How to Build a Fine-Tuning Dataset

Article summary

In fine-tuning, the dataset is the product. Favor quality over quantity: a few hundred consistent, correct, well-formatted examples usually beat thousands of noisy ones, because the model copies whatever pattern dominates the data, including the mistakes. Cover the real distribution of inputs plus the edge cases that matter, keep formatting rigidly consistent, and hold out an eval set the model never sees. The most common failure is data that teaches the model the right format but the wrong habit, namely answering confidently when it should not.

In fine-tuning, the model architecture is fixed, the training recipe is mostly fixed, and the one thing you fully control is the data. That makes the dataset the product. A mediocre dataset produces a mediocre fine-tune no matter how good the base model is, because fine-tuning is imitation: the model learns to reproduce the patterns in your examples, faithfully, including the patterns you did not mean to teach.

Quality beats quantity, and it is not close

The instinct is to gather as much data as possible. The better instinct is to gather as little bad data as possible. A few hundred examples that are correct, consistent, and representative will usually beat several thousand that are noisy, because the model latches onto whatever pattern dominates the set. Noise does not average out into nothing; it teaches the model that noise is acceptable output.

The practical implication: read your data. Every example you keep should be one you would be happy to ship as a real output. If you would not, fix it or cut it. A dataset you have actually inspected line by line is worth more than a scraped pile you never opened.

Cover the real distribution, then the edges

A good dataset looks like the traffic the model will actually see, plus the hard cases that matter.

Mirror the distribution. If most real inputs are short and a fraction are long or multilingual, your examples should reflect those proportions. Train only on tidy inputs and the model will be brittle on the messy ones that show up in production.
Include the edge cases.
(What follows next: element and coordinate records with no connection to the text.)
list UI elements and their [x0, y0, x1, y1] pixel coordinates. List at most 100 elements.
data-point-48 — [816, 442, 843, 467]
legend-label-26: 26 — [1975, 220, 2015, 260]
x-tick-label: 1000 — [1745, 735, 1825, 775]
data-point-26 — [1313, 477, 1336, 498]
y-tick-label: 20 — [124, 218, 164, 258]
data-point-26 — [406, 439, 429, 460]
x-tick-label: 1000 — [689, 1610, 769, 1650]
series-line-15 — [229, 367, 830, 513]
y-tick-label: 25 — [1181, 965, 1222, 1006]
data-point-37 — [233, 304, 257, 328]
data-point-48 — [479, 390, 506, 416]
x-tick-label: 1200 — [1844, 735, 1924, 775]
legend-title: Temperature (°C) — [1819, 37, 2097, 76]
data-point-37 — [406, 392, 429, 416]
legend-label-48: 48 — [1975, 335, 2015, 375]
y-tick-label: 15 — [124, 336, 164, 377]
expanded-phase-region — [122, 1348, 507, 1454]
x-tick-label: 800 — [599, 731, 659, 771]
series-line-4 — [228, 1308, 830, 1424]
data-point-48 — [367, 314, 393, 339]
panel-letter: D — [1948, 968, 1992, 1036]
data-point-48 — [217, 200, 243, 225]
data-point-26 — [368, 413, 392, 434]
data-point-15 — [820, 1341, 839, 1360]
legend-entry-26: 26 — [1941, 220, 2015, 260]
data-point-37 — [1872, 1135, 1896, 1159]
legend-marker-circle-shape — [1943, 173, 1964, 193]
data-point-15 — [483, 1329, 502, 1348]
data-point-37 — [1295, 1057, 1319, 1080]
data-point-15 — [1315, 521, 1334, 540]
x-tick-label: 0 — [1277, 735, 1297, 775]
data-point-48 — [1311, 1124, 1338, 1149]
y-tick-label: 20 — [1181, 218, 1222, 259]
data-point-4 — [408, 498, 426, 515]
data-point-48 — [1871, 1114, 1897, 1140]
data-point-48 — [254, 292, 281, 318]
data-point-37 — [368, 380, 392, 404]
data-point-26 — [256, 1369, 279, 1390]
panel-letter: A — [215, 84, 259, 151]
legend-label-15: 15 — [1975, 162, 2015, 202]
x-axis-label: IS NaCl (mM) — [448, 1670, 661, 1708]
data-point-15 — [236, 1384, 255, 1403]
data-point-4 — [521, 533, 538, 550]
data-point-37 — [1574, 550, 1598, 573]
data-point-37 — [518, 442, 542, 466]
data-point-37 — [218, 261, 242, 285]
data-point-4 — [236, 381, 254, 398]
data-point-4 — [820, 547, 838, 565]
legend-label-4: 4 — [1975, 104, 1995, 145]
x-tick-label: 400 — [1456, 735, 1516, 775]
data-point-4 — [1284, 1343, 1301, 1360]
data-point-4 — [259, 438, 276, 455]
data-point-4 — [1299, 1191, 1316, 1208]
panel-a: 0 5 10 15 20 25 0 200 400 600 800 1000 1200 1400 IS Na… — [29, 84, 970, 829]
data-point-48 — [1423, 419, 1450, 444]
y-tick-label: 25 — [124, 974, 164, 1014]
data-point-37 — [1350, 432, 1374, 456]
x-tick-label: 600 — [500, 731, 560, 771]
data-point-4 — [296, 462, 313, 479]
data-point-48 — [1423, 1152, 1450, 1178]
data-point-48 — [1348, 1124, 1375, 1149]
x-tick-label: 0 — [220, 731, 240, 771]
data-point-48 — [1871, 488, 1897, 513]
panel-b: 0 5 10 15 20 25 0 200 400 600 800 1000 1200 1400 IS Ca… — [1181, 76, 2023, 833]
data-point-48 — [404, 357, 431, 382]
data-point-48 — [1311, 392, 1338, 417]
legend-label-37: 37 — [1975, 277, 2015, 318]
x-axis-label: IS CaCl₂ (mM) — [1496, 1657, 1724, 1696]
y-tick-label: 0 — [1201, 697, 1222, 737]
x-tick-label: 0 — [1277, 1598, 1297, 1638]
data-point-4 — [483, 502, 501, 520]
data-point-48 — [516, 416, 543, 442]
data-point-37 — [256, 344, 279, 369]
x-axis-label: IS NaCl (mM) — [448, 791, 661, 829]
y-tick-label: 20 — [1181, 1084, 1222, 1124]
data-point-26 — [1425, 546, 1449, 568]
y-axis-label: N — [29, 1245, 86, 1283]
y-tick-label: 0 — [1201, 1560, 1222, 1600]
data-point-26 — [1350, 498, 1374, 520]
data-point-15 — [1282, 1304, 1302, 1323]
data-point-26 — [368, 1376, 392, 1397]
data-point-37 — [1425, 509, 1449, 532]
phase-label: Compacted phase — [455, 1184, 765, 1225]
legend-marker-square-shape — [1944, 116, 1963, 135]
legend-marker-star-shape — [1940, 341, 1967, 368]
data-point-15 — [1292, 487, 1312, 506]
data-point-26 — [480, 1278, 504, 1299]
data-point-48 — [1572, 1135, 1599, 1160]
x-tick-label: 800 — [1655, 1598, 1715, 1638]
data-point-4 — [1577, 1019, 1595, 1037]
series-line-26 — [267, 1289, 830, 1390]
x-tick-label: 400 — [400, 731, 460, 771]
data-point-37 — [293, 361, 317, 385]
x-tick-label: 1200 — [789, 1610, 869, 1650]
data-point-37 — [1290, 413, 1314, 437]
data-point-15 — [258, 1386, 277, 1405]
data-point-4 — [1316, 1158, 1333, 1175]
Empty inputs, malformed inputs, inputs where the correct answer is "I cannot do that" or "the source does not say." These are where fine-tunes quietly fail, and the only way to get them right is to put them in the data.

Keep the format rigidly consistent

The model is extremely sensitive to format, because format is one of the easiest patterns for it to pick up. Decide once how an example looks, the field names, the casing, how missing values appear, how the assistant turn starts, and then make every single example match. One example that uses null and another that uses "none" for the same idea teaches the model that both are fine, and now your downstream parser has to handle both. Consistency in the data is consistency in the output.

Hold out an eval set, before you train

Carve off a portion of your examples and never train on them. This held-out set is how you find out whether the fine-tune actually helped, and later whether a new version regressed. Without it you are flying blind, judging the model on the same examples it memorized. Build the eval set the same way you build any prompt eval: freeze the inputs, define a clear rubric, and score honestly. The methodology in prompt-eval-methodology applies directly.

The failure that looks like success

The most damaging mistake is subtle. Suppose every example in your data gives a complete, confident answer, including the questions where the honest answer is "not enough information." The fine-tune will learn your format perfectly and also learn a habit you did not intend: always answer, never hesitate. On real inputs where the right move is to decline or flag uncertainty, the model now confidently makes something up, because that is the only behavior it ever saw.

The fix is to teach the behavior you actually want, uncertainty included. Put refusals, "unknown" answers, and partial answers into the data in the same proportion you want to see them in production. A dataset that only ever shows confident success teaches confident failure. The dataset is the product, and the product includes knowing when to say no.

Frequently asked questions

How many examples do I need?

Fewer than people expect, if they are good. For a narrow task with a consistent format, a few hundred excellent examples often outperform thousands of inconsistent ones, because the model learns the dominant pattern in the data and noise dilutes that pattern. Start small and clean, measure on a held-out set, and only add more data once you have evidence that the current set is the limiting factor rather than your prompt or your base model.

Why does a noisy dataset hurt so much?

Because fine-tuning is imitation. The model does not judge your examples; it copies their patterns. If a tenth of your outputs are sloppy, inconsistent in format, or subtly wrong, you are teaching the model that sloppy, inconsistent, and subtly wrong are acceptable outputs. A small set you have actually read and corrected line by line is worth more than a large set you scraped and never checked.

What is the difference between teaching format and teaching hallucination?

If every example in your data answers the question fully, even the questions where the honest answer is "the source does not say," you are not just teaching format. You are teaching the model that the correct behavior is always to produce a confident answer. It learns the shape of your outputs and the habit of never admitting uncertainty. Include examples where the right answer is a refusal or an "unknown," or the fine-tune will train confident hallucination into the model.